Мои драгоценные дни - страница 18



С утра я побежала за цветами к Белорусскому вокзалу. Муж выйти из дома не мог – у него нарывало ухо, и он тихо постанывал, вертя головой по подушке. А я в полной готовности сидела в прихожей перед входной дверью с большим букетом.

На звонок Овсея я вышла с цветами, сияя, что должно было, как мне казалось, подчеркнуть радостность такого события, как бракосочетание. Однако Овсей Иосифович моей восторженности не разделил, а напротив – нахмурился и, косясь на букет, посоветовал:

– А это, деточка, лишнее. Оставьте дома.


К загсу мы двинулись вчетвером. Кроме жениха и невесты были два свидетеля, оба со стороны Овсея Иосифовича – столь же немолодой и очень похожий фигурой и ростом на него архивариус, тоже еврей (и снова имя и отчество память не удержала), и я. Как выяснилось потом, другие соплеменники Овсея не приняли приглашения, поскольку он вступил в смешанный брак. А вот архивариус сразу вызвал мою симпатию – он Овсея не обидел и по-мужски поддержал. К месту оказалась и я.
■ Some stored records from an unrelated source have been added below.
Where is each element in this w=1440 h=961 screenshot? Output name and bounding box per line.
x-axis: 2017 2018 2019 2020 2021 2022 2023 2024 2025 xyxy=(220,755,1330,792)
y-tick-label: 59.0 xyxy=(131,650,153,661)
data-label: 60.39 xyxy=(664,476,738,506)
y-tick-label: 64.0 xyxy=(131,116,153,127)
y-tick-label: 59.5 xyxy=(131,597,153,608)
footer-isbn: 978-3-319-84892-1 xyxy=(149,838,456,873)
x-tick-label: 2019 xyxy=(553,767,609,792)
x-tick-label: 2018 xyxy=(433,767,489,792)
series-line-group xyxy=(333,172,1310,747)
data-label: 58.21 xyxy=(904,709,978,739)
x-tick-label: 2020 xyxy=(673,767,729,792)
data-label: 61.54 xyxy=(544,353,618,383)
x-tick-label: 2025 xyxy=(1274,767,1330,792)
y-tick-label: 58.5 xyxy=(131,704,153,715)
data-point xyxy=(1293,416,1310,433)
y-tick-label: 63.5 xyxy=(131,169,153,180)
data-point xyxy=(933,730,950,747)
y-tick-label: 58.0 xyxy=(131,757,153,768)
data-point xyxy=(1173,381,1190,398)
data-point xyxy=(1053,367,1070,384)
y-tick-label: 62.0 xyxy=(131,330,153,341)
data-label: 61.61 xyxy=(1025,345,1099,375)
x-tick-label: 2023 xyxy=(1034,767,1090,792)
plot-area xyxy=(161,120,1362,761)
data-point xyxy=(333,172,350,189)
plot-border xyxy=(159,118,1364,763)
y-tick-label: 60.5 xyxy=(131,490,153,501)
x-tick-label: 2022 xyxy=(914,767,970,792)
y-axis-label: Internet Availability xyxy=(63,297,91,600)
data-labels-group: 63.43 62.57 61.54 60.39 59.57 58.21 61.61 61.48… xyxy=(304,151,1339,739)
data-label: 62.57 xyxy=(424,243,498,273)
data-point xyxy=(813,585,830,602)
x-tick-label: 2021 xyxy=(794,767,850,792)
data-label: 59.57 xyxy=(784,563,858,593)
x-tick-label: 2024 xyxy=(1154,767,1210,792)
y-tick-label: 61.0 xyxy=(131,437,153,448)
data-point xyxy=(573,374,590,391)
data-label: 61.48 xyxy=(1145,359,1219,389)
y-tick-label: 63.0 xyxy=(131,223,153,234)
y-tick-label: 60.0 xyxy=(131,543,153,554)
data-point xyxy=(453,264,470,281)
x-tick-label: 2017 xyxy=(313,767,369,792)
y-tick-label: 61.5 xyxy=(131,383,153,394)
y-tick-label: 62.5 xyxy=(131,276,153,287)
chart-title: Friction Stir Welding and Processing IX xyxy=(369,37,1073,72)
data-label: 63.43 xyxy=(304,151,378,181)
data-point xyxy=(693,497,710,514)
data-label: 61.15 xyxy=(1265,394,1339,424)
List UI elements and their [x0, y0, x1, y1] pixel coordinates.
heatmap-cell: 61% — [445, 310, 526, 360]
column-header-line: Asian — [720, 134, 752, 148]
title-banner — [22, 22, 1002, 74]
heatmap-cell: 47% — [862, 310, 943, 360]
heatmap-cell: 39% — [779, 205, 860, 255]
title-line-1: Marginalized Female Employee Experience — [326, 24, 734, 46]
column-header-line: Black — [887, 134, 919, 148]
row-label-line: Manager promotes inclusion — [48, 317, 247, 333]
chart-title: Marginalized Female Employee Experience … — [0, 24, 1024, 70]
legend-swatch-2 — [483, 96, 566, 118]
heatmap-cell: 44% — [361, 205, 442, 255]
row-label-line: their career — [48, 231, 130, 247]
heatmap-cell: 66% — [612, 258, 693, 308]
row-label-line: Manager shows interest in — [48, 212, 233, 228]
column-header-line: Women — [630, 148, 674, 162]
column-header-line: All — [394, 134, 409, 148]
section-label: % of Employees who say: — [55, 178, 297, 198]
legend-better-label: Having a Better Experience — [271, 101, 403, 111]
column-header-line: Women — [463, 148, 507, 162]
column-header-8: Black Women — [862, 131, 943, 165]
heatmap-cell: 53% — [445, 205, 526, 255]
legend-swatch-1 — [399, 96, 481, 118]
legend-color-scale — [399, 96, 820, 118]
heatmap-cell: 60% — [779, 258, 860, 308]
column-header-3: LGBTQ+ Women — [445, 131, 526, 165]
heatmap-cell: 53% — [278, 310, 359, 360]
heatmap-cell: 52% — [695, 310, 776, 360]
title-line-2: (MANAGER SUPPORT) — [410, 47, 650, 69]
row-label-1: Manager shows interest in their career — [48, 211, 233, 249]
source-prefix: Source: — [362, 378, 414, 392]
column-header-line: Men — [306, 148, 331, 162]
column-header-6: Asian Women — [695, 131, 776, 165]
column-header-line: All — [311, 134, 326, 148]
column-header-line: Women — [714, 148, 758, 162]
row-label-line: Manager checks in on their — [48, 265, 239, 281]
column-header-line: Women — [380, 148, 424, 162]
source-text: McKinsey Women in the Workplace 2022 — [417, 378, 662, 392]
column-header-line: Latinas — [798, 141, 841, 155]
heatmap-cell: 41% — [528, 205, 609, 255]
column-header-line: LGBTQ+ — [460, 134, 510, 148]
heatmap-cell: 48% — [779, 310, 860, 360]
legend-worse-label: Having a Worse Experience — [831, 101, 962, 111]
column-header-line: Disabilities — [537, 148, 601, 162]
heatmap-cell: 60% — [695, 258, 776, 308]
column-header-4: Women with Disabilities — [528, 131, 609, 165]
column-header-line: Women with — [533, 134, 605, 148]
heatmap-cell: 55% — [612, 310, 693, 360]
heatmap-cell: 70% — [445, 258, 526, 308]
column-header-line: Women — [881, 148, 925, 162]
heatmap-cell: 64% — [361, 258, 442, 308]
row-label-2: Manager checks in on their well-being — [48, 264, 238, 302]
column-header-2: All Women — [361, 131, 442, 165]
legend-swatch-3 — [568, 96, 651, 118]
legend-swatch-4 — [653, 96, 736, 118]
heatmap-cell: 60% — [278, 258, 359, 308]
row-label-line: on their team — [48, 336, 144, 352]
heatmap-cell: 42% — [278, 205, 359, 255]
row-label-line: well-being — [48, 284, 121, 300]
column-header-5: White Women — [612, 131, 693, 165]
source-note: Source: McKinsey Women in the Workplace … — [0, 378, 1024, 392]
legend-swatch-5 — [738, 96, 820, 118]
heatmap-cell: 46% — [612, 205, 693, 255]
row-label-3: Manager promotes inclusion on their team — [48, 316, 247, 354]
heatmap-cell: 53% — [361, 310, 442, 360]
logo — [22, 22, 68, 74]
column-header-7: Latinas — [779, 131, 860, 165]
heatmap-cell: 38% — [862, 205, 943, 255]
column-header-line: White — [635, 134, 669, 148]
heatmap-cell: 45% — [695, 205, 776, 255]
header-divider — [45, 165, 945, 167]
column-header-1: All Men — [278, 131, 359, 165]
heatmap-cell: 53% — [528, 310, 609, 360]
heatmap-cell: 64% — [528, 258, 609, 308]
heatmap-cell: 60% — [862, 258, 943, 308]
Итак, мы двигаемся вчетвером попарно к загсу. Накрапывает мелкий дождик. Овсей Иосифович и архивариус идут в первой паре под огромными черными зонтами, оба в галошах и черных костюмах. Со стороны можно предположить, что – ну, никак не на бракосочетание…

Мы с невестой следуем второй парой. Я семеню с ней под ручку, немного смущаясь оттого, что моя рука плотно зажата между её мягким боком и полной грудью. И, поскольку я приглашена женихом, совершенно искренне его нахваливаю: какой он деликатный, интеллигентный, энциклопедически образованный и аккуратный человек, какой хороший сосед и т. д. и т. п.

С Марьей Ивановной я стараюсь идти в ногу, но она шагает более широким шагом, при этом одобрительно кивая на каждый эпитет в адрес будущего супруга. И когда я замолкаю, с чувством подхватывает:

– Да, Овсей Иосифович – замечательный человек. И деликатный. Вы все правильно сказали. И к жизни у него интерес есть. Ведь вот каждый вечер ходит он в этот ваш ЦДЛ на разные представления. А когда вернется, – я его покормлю, искупаю, уложу в постель – и заснет он тихо-тихо. Даже не храпит…

И после паузы Марья Ивановна благоговейно заключает:

– …как будто умер!..


Он умер спустя два года после нашего переезда на Преображенку – в 1977 году.

Евгения Ласкина

Единственная встреча

* * *
Узка, как продолжение дороги,
Журнальная коморка. Ералаш
Бумажный. Я застыла на пороге:
Влететь сюда – немыслимая блажь!
И не было той птицы несуразней:
Застенчива, немыслимо худа,
Как смертник ждет неотвратимой казни,
Дрожа, ждала я Вашего суда.
Взгляд отмечал над шторой паутину.
Но слух – он ждал со страхом Ваших слов.
За них, помогших распрямить мне спину,
Целую Вас почтительно и длинно,
Как Вам писал когда-то Смеляков.
Границы нет меж ближних и меж дальних.
Одна из тех, кто Вами был согрет,
Я этим поцелуем благодарным
Вас воскрешаю через много лет.
И вижу Ваше ясное свеченье,
И смуглое прекрасное лицо.
Окно. Арбат. И чувство притяженья.
И родственности тайное кольцо.

«…люди такой красоты, ума, терпимости рождаются редко, и когда умирают, остаются в тех, кто ещё жив, и в тех, кто потом будет жить».

Александр Межиров – Е. С. Ласкиной. 25.03.91

Счастлив тот, кто встречал на пути светозарные души. Светозарность – свойство врожденное. И выборочное – как музыкальный слух. Бывает, что она возгорается тем ярче, чем темнее и глуше фон вокруг нее. Но и на освещенном фоне зрима и ощущаема.